Gagner aux prud’hommes ne signifie pas toujours être payé immédiatement. Après le jugement, il faut identifier ce qui est exécutoire, vérifier si un appel est formé, demander le règlement et, si nécessaire, engager une exécution forcée. Le conseil de prud’hommes lui-même n’est pas chargé de saisir les comptes de l’employeur : l’article R. 1454-27 précise qu’il ne connaît pas de l’exécution forcée de ses jugements.
La première erreur consiste à attendre plusieurs mois sans rien faire. La deuxième consiste à lancer immédiatement des saisies sans vérifier la notification, l’exécution provisoire et le montant exact. Une méthode progressive permet d’éviter les deux.
Sommaire
- Que vérifier dès réception du jugement ?
- Quelles sommes sont exécutoires provisoirement ?
- Que se passe-t-il si l’employeur fait appel ?
- Comment demander le paiement ?
- Quand saisir un commissaire de justice ?
- Que faire si les documents ne sont pas remis ?
- Et si l’entreprise est en difficulté ?
- Les intérêts continuent-ils à courir ?
- Questions des salariés
Que vérifier dès réception du jugement ?
Commencez par le dispositif. Faites la liste de chaque condamnation : préavis, indemnité de licenciement, dommages-intérêts, rappel de salaire, congés payés, frais de procédure, remise de documents. Notez aussi si le jugement ordonne l’exécution provisoire pour certains postes ou mentionne le salaire moyen.
Vérifiez ensuite la date de notification et la voie de recours. L’appel prud’homal est en principe enfermé dans un délai d’un mois lorsqu’il est ouvert. Mais le fait qu’un appel soit possible ne signifie pas que toutes les condamnations sont suspendues.
Voir jugement prud’hommes : notification et lecture.
Quelles sommes sont exécutoires à titre provisoire ?
L’article R. 1454-28 du Code du travail pose une règle particulière : sauf disposition contraire, les décisions prud’homales ne sont pas toutes exécutoires de droit à titre provisoire. Mais plusieurs catégories le sont notamment.
Le texte vise notamment :
- le jugement qui ordonne la remise d’un certificat de travail, de bulletins de paie ou d’une pièce que l’employeur doit délivrer ;
- le paiement de certaines rémunérations et indemnités mentionnées à l’article R. 1454-14, dans la limite maximale de neuf mois de salaire calculés sur la moyenne des trois derniers mois ;
- certaines décisions qui ne seraient susceptibles d’appel que du fait d’une demande reconventionnelle.
Le conseil peut également ordonner l’exécution provisoire de sa décision. Il faut donc lire le jugement et ne pas appliquer une règle générale du type « l’employeur a fait appel, donc il ne paie rien ».
Source officielle : article R. 1454-28 du Code du travail.
Que signifie la limite de neuf mois de salaire ?
Cette limite concerne les sommes visées par le texte pour leur exécution provisoire de droit. Elle ne signifie pas que le salarié ne peut jamais obtenir plus de neuf mois au total. Un jugement peut condamner l’employeur à des montants supérieurs ; la question est alors de savoir quelle partie est immédiatement exécutoire malgré un recours éventuel.

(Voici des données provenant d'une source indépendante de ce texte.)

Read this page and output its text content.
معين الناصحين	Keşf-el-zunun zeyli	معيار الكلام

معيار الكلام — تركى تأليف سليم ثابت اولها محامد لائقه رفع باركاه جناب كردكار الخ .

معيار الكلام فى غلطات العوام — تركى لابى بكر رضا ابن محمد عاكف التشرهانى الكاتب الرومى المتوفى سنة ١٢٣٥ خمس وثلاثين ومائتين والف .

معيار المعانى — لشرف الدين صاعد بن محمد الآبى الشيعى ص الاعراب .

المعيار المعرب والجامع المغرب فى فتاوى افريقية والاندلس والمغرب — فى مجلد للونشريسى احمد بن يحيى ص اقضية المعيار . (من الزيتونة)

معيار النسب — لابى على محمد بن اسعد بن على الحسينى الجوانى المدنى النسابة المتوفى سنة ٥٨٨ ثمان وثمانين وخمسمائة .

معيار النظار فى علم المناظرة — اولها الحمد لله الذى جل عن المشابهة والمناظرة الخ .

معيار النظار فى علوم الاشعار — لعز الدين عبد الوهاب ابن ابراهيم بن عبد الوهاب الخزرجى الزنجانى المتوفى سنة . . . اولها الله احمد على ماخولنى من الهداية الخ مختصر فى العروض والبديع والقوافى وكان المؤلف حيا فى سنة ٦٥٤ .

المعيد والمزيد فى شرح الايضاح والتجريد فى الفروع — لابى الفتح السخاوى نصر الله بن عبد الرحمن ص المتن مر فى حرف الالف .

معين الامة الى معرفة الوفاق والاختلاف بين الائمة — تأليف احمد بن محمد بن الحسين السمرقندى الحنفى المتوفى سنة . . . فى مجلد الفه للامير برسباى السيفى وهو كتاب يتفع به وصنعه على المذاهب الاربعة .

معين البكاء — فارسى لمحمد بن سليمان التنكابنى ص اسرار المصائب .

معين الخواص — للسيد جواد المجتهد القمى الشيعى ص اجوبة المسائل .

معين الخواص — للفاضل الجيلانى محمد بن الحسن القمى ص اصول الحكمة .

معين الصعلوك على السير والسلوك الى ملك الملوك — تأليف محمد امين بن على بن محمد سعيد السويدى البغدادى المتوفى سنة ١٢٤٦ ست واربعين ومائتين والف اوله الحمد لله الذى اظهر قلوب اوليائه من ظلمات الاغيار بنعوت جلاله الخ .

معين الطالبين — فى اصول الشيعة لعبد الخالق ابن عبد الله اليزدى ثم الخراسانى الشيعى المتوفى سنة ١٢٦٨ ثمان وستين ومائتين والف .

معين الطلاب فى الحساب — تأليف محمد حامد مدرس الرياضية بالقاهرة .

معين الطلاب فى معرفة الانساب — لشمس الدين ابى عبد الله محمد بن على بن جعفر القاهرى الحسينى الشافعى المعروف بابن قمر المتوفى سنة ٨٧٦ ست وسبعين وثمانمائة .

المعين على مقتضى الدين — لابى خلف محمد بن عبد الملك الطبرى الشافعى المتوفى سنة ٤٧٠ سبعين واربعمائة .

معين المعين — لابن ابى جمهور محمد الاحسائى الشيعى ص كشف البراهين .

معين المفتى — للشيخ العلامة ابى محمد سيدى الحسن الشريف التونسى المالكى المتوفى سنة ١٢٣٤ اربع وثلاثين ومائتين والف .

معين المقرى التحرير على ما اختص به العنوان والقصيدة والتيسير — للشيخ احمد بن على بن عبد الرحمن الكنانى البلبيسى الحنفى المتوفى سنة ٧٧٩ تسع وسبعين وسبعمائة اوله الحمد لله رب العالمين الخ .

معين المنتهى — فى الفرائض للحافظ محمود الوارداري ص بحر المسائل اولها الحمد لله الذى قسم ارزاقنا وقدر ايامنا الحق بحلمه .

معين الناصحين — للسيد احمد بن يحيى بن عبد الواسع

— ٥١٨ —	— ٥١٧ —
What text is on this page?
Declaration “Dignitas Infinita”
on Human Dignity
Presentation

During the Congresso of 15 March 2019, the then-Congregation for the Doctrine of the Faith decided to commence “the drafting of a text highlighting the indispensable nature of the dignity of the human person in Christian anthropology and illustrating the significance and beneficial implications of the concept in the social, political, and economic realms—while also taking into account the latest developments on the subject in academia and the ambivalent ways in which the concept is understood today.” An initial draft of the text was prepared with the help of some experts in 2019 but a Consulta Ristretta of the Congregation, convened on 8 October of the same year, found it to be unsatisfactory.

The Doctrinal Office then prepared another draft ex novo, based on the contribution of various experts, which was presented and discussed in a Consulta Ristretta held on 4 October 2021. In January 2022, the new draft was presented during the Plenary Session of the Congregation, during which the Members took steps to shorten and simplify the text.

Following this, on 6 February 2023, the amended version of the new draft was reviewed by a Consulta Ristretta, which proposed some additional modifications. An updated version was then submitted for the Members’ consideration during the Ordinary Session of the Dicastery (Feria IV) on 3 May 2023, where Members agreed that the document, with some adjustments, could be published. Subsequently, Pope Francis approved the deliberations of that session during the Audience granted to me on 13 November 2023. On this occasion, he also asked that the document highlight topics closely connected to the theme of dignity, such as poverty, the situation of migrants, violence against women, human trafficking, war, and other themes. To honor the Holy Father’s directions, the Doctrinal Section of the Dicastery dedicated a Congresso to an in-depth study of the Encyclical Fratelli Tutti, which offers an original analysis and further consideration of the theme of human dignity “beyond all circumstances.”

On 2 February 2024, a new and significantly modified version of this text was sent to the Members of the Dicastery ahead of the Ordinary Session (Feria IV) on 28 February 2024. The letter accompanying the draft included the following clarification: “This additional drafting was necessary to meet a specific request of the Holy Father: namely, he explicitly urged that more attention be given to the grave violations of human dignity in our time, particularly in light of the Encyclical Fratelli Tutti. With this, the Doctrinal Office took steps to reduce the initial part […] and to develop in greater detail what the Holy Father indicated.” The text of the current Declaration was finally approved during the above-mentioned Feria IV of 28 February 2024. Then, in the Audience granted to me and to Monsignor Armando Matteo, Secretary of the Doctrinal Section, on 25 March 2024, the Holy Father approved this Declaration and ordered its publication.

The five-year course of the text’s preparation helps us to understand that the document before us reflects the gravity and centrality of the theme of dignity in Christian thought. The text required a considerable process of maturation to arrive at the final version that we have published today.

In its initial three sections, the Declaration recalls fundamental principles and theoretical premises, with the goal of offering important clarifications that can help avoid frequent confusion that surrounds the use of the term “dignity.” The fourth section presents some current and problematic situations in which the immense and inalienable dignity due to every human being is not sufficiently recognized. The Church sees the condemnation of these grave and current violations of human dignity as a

Le jugement doit mentionner la moyenne des trois derniers mois utilisée pour ce mécanisme. Si le montant paraît incohérent, vérifiez les bulletins de salaire et la nature des condamnations.
Que se passe-t-il si l’employeur fait appel ?
Demandez une copie de l’acte d’appel et identifiez les chefs contestés. L’appel n’efface pas le jugement le jour où il est formé. Les condamnations exécutoires à titre provisoire restent susceptibles d’être exécutées dans les conditions applicables.
En revanche, si une somme n’est pas exécutoire provisoirement, la stratégie d’exécution doit être adaptée. Votre représentant peut vous indiquer ce qui peut être demandé immédiatement et ce qui dépendra de l’issue du recours.
Voir appel prud’hommes : délai et procédure.
Faut-il attendre spontanément le paiement ?
Il est raisonnable de laisser le temps matériel nécessaire pour recevoir et traiter la décision, mais pas de laisser le dossier sans suivi. Si le jugement est exécutoire sur certaines sommes, adressez une demande de règlement claire avec les coordonnées nécessaires.
La demande peut rappeler la date du jugement, les montants, les condamnations concernées et joindre un relevé d’identité bancaire si le règlement doit intervenir par virement. Si l’employeur est représenté, les échanges peuvent passer par les conseils.
Évitez les messages agressifs ou les menaces inutiles. Une demande factuelle prépare mieux une éventuelle exécution forcée : « Le jugement du… a condamné la société à… ; à ce jour, aucun règlement n’est intervenu ; merci de procéder au paiement ou de confirmer la date prévue. »
Une mise en demeure est-elle obligatoire ?
Une mise en demeure formelle peut être utile pour établir que le paiement a été demandé et pour fixer clairement la situation. Mais l’existence d’un titre exécutoire et les conditions de l’exécution ne dépendent pas toujours d’une mise en demeure préalable identique. Le commissaire de justice appréciera les actes nécessaires selon la décision et les mesures envisagées.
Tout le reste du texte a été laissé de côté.